1st August 2020 - 5th September 2020

Of Place and Time - Jack Doherty - Ceramic Artist

The exhibition, Of Place and Time, brings together three artists working in distinctly different mediums; Painter, Martha Holmes, Wood Turner Adrian Mitchell and Ceramic Artist, Jack Doherty. The work of all three shows their deep engagement with landscape and a particular sense of place. The changes and effects of passing time is reflected in their individual studio practice.


Martha Holmes paints directly in response to the moment. Absorbed in capturing the shifting light and changing seasons through her abstract sea and skyscapes. Adrian Mitchell sources wood from his local landscape to make his turned vessels. He harnesses the natural beauty that transforms the green material into organic sculptural shapes through time. Jack Doherty’s soda-fired porcelain forms connect people, pots and place inspired by archetypal functional vessels from history.
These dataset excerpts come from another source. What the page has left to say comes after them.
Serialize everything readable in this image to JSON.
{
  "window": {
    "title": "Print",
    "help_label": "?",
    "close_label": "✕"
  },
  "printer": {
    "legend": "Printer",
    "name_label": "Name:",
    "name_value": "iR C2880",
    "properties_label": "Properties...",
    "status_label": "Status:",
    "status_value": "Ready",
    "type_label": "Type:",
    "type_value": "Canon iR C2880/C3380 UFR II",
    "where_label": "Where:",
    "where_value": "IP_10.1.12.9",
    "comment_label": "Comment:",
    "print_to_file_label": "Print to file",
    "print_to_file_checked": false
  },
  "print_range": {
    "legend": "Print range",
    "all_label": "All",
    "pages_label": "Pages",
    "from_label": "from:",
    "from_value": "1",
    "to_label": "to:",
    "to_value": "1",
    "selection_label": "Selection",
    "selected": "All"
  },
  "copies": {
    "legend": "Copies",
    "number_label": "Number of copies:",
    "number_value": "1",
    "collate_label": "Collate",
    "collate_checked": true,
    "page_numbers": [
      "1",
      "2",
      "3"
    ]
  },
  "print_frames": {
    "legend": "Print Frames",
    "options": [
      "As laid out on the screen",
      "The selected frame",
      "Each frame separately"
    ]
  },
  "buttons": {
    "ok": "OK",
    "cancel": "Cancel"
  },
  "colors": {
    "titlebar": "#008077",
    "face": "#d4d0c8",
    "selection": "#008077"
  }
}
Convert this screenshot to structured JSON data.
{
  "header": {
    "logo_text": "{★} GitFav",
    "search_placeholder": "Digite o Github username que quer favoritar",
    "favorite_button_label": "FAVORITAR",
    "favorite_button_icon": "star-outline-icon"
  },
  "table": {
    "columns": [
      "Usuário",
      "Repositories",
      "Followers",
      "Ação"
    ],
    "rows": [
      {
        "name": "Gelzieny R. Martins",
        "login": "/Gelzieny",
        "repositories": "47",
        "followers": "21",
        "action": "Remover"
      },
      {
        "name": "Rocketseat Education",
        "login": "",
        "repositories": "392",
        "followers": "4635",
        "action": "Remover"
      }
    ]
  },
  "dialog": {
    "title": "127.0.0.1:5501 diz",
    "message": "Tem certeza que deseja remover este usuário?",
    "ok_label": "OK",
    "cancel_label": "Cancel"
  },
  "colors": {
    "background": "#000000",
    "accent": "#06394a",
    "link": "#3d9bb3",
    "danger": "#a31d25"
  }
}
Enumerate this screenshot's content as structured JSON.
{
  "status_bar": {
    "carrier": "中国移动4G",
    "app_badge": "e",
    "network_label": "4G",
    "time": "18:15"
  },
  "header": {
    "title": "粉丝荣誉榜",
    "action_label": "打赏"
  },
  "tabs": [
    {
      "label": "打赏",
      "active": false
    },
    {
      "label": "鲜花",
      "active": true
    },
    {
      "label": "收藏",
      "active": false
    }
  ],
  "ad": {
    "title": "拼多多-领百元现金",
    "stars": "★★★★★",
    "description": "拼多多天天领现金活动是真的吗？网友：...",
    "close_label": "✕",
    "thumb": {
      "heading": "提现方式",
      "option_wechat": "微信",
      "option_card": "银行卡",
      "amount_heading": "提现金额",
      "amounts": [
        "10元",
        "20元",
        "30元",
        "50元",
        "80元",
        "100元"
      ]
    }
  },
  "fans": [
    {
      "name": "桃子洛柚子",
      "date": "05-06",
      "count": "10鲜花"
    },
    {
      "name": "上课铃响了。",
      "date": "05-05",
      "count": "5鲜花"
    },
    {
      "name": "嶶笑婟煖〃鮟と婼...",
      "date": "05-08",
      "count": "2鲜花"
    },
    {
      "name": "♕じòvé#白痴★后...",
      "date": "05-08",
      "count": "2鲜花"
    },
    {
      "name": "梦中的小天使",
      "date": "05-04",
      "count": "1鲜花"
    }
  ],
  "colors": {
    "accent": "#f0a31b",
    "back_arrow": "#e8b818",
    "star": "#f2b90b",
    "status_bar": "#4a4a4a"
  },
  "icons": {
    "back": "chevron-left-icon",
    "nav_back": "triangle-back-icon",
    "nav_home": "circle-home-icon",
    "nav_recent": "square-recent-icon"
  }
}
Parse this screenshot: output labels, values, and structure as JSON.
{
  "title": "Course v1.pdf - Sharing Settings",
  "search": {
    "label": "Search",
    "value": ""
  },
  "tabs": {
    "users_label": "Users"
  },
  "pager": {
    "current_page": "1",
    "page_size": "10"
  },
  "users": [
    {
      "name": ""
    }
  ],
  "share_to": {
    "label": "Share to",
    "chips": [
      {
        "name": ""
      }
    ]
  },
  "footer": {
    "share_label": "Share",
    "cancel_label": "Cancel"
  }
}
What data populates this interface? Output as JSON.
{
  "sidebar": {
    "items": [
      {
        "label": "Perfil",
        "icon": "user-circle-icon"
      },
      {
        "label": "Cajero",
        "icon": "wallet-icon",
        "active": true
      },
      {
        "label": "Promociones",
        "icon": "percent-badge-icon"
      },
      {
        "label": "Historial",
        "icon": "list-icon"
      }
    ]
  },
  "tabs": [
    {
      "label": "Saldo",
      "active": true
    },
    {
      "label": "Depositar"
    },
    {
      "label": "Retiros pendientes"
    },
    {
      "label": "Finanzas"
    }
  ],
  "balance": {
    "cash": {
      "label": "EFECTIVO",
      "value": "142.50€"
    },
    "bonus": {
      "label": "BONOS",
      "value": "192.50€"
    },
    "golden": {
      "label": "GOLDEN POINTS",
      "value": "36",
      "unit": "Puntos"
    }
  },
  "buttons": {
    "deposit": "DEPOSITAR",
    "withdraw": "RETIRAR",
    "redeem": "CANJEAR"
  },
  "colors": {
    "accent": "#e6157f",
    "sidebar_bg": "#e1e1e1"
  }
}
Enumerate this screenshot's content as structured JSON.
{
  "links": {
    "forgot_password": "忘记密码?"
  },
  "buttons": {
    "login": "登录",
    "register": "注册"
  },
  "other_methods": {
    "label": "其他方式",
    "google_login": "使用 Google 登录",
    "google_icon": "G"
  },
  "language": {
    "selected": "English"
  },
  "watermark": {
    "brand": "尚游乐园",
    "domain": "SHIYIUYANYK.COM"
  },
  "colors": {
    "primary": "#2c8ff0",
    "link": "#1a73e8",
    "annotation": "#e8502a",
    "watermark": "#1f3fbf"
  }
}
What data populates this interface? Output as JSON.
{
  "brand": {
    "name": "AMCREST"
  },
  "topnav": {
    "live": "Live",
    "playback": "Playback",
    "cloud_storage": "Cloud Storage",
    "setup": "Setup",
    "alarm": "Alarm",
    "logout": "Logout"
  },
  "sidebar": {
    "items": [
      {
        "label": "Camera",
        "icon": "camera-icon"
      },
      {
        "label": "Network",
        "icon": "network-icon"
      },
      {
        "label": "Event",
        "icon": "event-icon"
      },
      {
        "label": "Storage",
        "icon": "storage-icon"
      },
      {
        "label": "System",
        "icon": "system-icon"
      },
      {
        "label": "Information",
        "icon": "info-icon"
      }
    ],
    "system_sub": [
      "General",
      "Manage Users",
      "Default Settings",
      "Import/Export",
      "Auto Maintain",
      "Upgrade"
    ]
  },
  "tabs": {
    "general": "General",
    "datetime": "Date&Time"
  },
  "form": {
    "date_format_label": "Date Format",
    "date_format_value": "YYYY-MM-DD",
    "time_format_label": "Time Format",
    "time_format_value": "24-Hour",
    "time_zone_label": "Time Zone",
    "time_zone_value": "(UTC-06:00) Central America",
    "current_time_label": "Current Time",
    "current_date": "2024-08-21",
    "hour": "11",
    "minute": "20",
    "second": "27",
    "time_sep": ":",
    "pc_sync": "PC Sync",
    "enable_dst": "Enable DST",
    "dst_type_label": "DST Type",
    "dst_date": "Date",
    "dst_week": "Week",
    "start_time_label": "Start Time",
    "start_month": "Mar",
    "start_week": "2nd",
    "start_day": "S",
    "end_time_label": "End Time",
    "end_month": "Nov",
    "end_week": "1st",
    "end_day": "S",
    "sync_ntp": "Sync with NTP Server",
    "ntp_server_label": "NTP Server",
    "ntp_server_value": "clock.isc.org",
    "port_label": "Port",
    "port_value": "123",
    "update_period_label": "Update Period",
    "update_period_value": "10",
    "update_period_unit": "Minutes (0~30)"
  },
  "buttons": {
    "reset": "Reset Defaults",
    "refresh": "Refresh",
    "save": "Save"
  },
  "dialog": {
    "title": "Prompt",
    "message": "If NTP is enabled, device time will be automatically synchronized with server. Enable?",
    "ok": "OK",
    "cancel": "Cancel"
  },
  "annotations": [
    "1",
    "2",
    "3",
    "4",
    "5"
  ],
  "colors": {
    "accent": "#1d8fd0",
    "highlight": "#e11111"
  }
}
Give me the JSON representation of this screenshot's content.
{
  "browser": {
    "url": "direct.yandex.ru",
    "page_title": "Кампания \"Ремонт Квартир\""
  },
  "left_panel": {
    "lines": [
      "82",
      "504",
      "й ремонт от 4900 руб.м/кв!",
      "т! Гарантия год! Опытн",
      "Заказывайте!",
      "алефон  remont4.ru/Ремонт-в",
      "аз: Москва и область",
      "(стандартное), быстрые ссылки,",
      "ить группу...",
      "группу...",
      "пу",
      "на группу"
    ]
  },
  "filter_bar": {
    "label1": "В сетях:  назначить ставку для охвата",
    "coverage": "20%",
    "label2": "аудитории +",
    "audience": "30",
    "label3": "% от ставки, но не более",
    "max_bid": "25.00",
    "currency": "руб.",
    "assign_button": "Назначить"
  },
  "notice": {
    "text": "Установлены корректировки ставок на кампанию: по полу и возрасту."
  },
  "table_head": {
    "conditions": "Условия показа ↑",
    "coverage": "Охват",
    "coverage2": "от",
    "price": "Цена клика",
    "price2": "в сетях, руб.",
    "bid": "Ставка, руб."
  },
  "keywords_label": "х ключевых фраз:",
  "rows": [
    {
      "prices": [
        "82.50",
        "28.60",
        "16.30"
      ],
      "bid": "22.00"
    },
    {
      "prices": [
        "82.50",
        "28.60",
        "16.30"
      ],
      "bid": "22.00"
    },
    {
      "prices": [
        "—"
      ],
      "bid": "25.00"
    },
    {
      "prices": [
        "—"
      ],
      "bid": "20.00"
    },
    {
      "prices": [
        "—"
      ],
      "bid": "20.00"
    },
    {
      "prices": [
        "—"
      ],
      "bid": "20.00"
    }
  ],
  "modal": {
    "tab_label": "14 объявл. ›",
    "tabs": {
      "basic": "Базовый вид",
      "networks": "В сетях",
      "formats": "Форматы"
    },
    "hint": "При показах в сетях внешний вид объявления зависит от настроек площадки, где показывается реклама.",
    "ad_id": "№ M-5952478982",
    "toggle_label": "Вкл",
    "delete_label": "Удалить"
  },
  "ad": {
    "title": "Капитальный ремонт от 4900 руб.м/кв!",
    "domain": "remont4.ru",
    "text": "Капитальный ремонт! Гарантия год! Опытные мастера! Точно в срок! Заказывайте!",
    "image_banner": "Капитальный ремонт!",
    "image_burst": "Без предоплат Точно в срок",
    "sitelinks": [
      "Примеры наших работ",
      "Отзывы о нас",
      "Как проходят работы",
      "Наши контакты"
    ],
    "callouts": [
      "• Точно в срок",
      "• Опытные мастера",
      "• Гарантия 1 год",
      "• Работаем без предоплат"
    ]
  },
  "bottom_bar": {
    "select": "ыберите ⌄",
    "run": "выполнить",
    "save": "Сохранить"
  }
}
Jack Doherty – Ceramic Artist


Artist Statement


Memory Jars: the storage of past memories


From the idea that history, time and tradition can be a dynamic and changing force, I consider our need for clay objects and ask questions about their changing role in a contemporary world. I look at the ways people made things before art or craft. For me, the concept of function is ambiguous and multi-layered. I make soda-fired porcelain forms that contain the qualities of art and utensil. The Memory Jars I have made for this exhibition are containers for the storage of past memories. Objects have the ability to absorb and carry layers of experience embedded within the spaces of the forms and responsive materiality of clay.


Near the city of Phonsavan, in Northern Laos, is an area known as the Plain of Jars. Not strictly a plain, it is known as the most heavily carpet-bombed area in the world, peppered with live land mines. The landscape contains a large number of carved stone jars, made between 500BC and 200AD, some of them scarred and blasted by the American bombing in the Vietnam war. The purpose of the jars is mysterious, they were possibly cremation sites, but their story is still unknown.


The Jar form is one of the most ubiquitous in ceramic history, used for storage, keeping and preserving. In my childhood, growing up in Northern Ireland, we called the ceramic whisky bottles ‘stone jars’. They were a valuable commodity to a small child. If we were lucky enough to find one it could be traded in for cash.


Somehow, the sea, the sky and the land have infiltrated my work. My connection with the landscape is both visual and physical. My work looks back to pre-history and the archetypal vessels that served a vital role in daily life. Essential pots that once served a practical purpose and held a ritualistic place in both the everyday and the journey into the next world. As containers of emotion and connectors with the spiritual, I want my vessels to inhabit our spaces in light and shadow with nuances of colour and surface texture that neither painting or sculpture can.